29 de agosto de 2017

Ciclista australiano pediu a nacionalidade russa e foi o próprio Putin quem aceitou

(Fotografia: Nicola/Wikimedia Commons)
Para Shane Perkins é a oportunidade para relançar uma carreira que pensava estar terminada. Para os australianos, o ciclista é um desertor. Pedir uma nacionalidade num país onde não se nasceu não é nada de estranho e muito menos no mundo do desporto. Contudo, optar por representar a Rússia foi tema de muitas conversas, até porque se está a falar de um atleta campeão do mundo de pista (keirin e sprint por equipas), tendo ainda um bronze olímpico no sprint individual (Londres2012). Ao ficar de fora dos Jogos no Rio de Janeiro, Perkins acabou por fazer o que ele próprio considerava impensável: pedir a nacionalidade russa. Vladimir Putin abriu-lhe as portas e assinou o documento.

Perkins é agora um cidadão russo. Foi uma surpresa para os australianos, mais habituados a ver atletas russos pedir a nacionalidade naquele país da Oceânia. A decisão causou ainda mais estranheza porque Perkins não tem qualquer ligação à Rússia. A escolha foi feita por influência de Denis Dmitriev, ciclista também campeão do mundo de pista de sprint. Ambos treinam juntos no Japão há muitos anos e o que começou como uma brincadeira, acabou por se tornar num assunto bem sério.

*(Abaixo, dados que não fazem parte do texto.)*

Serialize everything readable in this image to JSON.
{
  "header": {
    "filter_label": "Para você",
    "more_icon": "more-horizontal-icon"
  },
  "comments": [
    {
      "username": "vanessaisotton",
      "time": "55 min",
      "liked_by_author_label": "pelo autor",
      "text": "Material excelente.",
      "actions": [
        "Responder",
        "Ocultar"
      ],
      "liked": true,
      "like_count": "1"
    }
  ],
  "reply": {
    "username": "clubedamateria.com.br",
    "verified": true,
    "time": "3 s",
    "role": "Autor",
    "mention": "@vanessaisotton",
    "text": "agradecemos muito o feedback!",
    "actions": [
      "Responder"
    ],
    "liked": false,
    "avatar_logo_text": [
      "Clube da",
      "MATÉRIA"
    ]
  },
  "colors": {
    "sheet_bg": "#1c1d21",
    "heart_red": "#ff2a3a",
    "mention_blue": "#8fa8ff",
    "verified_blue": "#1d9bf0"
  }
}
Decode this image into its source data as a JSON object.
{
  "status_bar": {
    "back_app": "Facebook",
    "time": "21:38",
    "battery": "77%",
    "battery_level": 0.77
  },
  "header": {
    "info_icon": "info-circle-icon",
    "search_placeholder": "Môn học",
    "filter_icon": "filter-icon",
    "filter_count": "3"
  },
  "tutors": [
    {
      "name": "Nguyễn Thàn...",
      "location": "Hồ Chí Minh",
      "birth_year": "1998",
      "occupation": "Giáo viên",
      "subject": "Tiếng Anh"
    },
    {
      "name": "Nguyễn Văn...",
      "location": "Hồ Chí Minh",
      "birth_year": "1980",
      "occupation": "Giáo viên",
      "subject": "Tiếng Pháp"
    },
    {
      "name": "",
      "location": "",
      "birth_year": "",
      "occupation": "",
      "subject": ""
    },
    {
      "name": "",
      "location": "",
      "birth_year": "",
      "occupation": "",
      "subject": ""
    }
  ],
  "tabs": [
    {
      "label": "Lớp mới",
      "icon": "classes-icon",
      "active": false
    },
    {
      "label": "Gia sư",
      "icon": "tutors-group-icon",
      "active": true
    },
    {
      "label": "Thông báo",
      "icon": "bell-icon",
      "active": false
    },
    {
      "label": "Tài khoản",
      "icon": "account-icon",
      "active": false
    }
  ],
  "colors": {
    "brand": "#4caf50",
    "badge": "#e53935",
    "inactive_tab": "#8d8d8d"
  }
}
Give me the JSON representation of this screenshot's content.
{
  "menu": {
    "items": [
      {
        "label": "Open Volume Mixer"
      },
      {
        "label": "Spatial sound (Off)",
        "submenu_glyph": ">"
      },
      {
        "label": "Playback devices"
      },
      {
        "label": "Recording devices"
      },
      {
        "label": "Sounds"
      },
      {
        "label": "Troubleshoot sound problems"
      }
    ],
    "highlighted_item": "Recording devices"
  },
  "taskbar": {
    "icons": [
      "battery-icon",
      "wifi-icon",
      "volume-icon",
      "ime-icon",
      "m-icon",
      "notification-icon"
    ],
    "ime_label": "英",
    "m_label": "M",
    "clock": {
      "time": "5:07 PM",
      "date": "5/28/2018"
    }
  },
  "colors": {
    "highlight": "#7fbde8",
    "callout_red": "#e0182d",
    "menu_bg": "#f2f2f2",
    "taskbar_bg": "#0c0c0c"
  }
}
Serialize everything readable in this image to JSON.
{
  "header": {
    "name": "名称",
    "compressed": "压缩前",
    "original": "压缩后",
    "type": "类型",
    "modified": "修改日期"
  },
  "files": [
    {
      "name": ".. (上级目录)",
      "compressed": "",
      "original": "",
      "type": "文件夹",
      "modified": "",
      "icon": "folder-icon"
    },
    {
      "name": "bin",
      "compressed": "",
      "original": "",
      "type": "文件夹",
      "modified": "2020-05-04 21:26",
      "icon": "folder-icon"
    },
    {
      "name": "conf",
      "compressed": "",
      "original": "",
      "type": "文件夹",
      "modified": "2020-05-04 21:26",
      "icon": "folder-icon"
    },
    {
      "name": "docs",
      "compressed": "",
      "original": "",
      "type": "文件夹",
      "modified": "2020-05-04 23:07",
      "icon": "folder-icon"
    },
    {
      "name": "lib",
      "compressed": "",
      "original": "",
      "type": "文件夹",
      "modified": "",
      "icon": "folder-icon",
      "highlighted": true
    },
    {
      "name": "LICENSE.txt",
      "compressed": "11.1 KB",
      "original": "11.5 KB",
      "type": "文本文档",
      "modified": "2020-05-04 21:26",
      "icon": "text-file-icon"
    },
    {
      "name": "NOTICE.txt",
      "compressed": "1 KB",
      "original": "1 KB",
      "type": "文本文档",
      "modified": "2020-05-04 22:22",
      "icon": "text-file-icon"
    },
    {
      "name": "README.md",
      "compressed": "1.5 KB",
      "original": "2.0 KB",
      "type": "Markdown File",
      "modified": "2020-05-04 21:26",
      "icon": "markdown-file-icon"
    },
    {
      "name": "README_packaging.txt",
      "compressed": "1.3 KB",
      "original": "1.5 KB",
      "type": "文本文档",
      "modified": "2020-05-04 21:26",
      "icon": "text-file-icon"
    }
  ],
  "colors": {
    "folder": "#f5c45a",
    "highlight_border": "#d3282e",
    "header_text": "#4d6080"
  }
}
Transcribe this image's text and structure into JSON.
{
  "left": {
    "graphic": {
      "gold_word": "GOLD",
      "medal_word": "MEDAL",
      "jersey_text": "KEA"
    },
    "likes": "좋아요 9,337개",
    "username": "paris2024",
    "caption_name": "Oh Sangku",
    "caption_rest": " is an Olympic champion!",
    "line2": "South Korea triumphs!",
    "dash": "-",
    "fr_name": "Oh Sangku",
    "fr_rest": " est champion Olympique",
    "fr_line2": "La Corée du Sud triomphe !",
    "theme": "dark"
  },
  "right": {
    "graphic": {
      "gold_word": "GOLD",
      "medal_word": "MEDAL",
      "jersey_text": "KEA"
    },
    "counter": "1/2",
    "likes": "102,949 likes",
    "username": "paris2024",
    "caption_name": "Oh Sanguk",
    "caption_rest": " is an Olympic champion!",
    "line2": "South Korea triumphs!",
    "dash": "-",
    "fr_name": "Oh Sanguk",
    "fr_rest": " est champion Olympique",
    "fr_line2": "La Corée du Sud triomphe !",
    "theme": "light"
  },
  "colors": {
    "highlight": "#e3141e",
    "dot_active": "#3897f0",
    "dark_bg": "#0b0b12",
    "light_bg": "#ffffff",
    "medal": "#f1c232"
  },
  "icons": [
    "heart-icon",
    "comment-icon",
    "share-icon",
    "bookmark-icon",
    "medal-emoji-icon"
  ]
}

Quando Perkins ficou de fora dos Mundiais em 2015, a sensação com que ficou é que lhe estavam a dizer para se retirar. Começou a pensar em tornar-se treinador, mas o sonho de regressar aos Jogos Olímpicos falou mais alto. A federação australiana justificou falta de meios económicos para levar Perkins aos Mundiais em Saint-Quentin-en-Yvelines (na zona de Paris) e o ciclista, disposto a tudo, disse que pagaria ele os seus gastos. Ouviu um não e ficou em casa. No ano seguinte viu os Jogos do Rio de longe ao ficar de fora da selecção. Depois de tanto ouvir Dmitriev brincar a dizer que se fosse russo iria ao Rio de Janeiro, Perkins tomou a decisão radical. Porém, assumiu que há pouco mais de um ano nunca pensaria que iria ceder às "provocações" do colega de treino.

No site da presidência russa foi confirmada a informação que o próprio Vladimir Putin assinou o documento que permitiu a Perkins tornar-se um cidadão russo. O ciclista agradeceu de imediato (pois claro) e disse sentir-se tão animado como se tivesse 18 anos e estivesse a começar da carreira.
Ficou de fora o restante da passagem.